A researcher from the University of Hong Kong has been detained by police in China, friends said Wednesday, while studying the politically thorny issue of workers’ rights.
Beijing has repeatedly cracked down on grassroots protests and labour NGOs in recent years, with authorities seeking to control social movements they view as a potential challenge to the state.
Fang Ran, a sociology PhD student researching labour movements in China, has not been seen for five days, friends told AFP.
A message circulated on social media, apparently from his father, said his son was detained by police in the city of Nanning in southwestern Guangxi region last Thursday.
“I am extremely shocked at this,” wrote Fang’s father, describing his son as a loyal member of the ruling Chinese Communist Party.

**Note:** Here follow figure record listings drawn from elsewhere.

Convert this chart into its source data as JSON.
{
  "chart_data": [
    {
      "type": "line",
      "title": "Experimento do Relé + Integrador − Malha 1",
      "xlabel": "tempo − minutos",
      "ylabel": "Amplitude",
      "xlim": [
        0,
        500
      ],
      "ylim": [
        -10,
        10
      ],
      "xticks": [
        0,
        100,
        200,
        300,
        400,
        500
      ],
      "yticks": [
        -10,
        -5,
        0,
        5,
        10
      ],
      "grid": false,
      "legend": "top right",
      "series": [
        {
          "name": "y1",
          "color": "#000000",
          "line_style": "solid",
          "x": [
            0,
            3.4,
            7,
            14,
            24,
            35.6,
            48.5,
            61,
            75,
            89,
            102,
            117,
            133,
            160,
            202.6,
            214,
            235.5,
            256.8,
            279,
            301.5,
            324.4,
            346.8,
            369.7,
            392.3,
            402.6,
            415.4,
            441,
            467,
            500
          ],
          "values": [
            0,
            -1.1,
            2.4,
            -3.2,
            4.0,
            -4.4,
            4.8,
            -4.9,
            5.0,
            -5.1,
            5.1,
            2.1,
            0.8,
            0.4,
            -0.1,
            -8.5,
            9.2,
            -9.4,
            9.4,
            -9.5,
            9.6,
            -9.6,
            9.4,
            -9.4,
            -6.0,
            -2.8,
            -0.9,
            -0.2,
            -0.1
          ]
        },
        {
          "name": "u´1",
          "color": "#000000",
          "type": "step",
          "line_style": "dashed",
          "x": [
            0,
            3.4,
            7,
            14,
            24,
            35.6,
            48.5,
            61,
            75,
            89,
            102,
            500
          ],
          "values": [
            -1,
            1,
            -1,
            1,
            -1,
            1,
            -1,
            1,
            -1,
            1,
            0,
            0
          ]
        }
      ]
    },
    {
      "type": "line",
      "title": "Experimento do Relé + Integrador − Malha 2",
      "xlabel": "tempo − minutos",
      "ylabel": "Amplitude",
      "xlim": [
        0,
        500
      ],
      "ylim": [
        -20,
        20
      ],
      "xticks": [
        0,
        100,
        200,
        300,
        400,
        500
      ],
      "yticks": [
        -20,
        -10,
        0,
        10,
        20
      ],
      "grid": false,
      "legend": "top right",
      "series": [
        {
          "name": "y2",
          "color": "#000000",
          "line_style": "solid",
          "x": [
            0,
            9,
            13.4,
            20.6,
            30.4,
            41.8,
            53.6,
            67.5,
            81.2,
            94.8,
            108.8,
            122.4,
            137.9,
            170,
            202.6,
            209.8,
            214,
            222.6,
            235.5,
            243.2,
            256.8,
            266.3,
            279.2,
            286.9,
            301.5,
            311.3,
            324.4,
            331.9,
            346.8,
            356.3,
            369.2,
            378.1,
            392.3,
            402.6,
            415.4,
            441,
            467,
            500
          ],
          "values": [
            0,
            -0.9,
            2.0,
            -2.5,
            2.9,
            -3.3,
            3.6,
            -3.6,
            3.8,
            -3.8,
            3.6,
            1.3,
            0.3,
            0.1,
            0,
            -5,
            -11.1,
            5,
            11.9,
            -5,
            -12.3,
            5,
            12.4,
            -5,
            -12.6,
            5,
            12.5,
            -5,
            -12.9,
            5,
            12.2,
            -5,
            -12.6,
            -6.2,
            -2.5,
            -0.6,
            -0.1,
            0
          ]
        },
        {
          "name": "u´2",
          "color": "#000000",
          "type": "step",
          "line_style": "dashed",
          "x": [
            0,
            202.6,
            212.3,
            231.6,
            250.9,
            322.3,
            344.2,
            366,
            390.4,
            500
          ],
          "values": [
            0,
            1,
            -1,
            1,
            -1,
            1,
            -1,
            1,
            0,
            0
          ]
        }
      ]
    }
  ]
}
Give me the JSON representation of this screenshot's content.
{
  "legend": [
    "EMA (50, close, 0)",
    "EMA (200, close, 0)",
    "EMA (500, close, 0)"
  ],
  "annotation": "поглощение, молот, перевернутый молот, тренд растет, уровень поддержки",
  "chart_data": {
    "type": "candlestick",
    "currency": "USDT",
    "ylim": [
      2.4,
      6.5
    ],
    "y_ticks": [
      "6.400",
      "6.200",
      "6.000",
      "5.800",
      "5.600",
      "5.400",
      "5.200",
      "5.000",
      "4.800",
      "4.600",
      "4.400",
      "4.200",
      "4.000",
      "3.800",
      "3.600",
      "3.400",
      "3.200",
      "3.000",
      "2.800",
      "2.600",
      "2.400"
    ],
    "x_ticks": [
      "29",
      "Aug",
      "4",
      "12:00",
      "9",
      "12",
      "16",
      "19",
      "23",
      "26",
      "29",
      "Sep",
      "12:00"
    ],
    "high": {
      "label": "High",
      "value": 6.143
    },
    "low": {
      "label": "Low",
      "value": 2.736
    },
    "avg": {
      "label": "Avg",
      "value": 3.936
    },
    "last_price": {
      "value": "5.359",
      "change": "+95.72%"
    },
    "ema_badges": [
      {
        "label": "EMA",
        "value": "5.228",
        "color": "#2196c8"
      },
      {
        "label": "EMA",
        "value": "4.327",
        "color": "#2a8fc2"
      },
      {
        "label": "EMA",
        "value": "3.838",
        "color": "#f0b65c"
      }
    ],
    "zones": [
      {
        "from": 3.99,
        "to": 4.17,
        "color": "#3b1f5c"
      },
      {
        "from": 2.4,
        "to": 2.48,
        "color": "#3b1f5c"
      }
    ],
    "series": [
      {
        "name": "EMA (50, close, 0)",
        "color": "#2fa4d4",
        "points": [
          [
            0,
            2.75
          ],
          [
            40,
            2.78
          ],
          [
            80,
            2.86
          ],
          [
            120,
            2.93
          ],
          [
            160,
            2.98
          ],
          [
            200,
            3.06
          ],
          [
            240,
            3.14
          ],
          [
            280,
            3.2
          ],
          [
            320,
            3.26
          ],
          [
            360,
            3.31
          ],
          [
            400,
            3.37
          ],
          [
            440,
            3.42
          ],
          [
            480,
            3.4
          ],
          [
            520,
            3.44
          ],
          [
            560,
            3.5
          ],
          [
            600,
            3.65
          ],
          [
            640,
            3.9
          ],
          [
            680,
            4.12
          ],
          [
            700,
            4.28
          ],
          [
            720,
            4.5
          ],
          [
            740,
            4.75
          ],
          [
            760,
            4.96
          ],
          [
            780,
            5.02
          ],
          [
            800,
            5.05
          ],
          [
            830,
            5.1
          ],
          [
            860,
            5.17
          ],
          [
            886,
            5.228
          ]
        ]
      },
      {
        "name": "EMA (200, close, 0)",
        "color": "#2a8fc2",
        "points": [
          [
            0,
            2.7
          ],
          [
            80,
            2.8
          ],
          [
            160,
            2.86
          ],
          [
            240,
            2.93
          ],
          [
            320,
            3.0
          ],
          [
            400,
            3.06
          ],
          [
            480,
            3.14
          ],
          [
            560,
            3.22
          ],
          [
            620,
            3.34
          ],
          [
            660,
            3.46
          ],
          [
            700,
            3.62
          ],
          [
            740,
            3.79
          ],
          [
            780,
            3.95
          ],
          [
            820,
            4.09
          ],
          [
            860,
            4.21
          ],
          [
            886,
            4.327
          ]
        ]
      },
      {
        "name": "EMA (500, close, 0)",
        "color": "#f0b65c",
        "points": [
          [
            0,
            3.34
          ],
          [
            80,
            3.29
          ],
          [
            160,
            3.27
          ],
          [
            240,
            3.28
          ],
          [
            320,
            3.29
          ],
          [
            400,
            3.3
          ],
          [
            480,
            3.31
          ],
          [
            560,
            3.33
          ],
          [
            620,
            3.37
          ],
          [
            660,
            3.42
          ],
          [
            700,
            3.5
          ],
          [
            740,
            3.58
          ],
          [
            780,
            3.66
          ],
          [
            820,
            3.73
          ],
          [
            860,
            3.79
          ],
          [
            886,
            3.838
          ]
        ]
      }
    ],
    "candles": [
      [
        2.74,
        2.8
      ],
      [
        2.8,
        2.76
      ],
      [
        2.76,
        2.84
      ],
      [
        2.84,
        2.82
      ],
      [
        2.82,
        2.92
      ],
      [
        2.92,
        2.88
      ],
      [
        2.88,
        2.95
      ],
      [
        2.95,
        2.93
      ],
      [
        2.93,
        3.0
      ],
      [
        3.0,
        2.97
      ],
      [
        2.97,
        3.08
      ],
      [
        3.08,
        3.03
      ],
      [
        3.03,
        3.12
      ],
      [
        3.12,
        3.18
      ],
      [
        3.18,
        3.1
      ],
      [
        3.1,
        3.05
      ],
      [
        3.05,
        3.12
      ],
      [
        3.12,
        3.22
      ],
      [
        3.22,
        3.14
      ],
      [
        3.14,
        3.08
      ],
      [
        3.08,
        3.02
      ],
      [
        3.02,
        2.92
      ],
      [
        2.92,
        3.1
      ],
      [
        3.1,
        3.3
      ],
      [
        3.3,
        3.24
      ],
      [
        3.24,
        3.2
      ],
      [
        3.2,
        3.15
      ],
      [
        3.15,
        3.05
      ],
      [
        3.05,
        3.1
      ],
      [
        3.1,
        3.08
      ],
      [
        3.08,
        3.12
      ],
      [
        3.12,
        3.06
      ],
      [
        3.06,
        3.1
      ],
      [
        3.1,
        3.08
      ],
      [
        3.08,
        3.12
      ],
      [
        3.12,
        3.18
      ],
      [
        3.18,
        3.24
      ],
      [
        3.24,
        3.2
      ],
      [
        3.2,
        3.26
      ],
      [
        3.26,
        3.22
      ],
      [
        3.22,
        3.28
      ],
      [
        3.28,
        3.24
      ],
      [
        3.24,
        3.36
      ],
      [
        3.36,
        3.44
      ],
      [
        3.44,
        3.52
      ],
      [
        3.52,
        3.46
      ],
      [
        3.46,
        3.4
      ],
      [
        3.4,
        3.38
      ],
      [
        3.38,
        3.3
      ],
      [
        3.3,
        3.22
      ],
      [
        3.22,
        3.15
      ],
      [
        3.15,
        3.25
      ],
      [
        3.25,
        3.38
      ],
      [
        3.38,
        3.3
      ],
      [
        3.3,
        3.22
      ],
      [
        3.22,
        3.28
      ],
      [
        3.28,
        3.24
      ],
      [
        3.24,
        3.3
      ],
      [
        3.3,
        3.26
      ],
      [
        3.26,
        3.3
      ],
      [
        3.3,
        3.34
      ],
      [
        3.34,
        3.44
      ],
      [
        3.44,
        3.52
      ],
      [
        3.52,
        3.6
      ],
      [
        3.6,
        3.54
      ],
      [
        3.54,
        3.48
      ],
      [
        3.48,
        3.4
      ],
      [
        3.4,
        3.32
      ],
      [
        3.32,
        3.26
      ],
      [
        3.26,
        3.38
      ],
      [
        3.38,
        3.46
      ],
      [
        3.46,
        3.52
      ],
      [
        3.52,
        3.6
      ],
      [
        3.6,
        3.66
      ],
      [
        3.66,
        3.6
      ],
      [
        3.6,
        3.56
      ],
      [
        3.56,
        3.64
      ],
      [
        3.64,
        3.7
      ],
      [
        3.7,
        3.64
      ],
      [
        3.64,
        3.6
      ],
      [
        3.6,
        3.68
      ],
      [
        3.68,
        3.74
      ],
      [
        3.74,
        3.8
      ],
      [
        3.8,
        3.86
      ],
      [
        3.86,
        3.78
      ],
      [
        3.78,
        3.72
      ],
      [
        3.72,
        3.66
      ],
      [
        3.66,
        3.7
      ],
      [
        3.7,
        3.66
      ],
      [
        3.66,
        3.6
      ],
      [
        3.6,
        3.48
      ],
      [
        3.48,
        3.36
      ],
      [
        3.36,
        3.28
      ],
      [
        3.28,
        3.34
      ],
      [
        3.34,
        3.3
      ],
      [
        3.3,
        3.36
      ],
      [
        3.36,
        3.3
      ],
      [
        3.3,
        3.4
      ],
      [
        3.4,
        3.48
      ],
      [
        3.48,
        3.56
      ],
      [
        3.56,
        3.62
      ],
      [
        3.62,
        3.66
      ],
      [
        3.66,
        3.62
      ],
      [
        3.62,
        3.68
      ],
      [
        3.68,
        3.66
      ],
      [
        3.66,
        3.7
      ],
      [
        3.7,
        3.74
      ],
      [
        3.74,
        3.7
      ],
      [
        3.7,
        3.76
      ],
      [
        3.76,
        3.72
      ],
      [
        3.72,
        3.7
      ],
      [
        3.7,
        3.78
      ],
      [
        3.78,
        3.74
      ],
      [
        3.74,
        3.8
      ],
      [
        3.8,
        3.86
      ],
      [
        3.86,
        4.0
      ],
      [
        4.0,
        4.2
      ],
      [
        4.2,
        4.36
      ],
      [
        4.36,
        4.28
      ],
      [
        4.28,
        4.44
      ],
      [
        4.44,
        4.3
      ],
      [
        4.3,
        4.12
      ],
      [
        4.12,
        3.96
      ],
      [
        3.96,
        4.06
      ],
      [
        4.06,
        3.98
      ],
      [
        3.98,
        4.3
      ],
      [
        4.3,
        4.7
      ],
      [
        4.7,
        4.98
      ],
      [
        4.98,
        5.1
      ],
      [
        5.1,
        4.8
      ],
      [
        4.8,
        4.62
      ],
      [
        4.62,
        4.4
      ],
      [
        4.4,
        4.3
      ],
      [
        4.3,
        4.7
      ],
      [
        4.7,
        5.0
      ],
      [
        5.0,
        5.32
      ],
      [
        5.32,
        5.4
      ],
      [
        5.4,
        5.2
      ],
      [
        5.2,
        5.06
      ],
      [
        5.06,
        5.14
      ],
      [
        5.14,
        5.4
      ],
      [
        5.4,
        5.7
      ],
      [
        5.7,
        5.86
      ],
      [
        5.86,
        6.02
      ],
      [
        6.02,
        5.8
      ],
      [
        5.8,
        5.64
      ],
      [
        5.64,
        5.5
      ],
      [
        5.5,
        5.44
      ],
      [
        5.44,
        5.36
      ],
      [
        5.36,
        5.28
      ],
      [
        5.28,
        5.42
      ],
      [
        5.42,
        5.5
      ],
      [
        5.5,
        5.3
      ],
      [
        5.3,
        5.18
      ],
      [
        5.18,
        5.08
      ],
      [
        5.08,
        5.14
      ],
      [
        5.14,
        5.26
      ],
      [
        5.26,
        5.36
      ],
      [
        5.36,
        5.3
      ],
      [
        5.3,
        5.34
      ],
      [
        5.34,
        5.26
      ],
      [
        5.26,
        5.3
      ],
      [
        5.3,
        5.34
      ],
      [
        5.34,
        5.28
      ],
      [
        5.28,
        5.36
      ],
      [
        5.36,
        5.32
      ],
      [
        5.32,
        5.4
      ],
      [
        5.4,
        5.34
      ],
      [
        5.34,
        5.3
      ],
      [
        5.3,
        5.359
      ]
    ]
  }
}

“In my view, Fang Ran is definitely not a criminal who seeks to harm the Party, but an ambitious young person who is helpful to the Party’s cause.”
AFP could not independently verify the message, but three friends of Fang confirmed the content.
Hong Kong University said in a statement that it is “aware of the matter and actively looking into it”.
“We will provide assistance to Mr Fang and his family where appropriate,” a university spokesperson told AFP.
In the message his father wrote that the 26-year-old had been put into a form of solitary secret detention known as “residential surveillance at a designated location”, which is often used against dissidents.
Friends say that Fang, a Chinese national, had been researching labour conditions in Chinese factories in the southern manufacturing hub of Shenzhen, where he lived for the past six months.
One of the friends told AFP Fang was passionate about social issues and was “not afraid of speaking out whenever he sees some injustice.”
Numerous student labour activists were detained in 2018 and 2019 as part of a nationwide crackdown on campus Marxist groups, many of whom helped organise factory worker unions in southern China.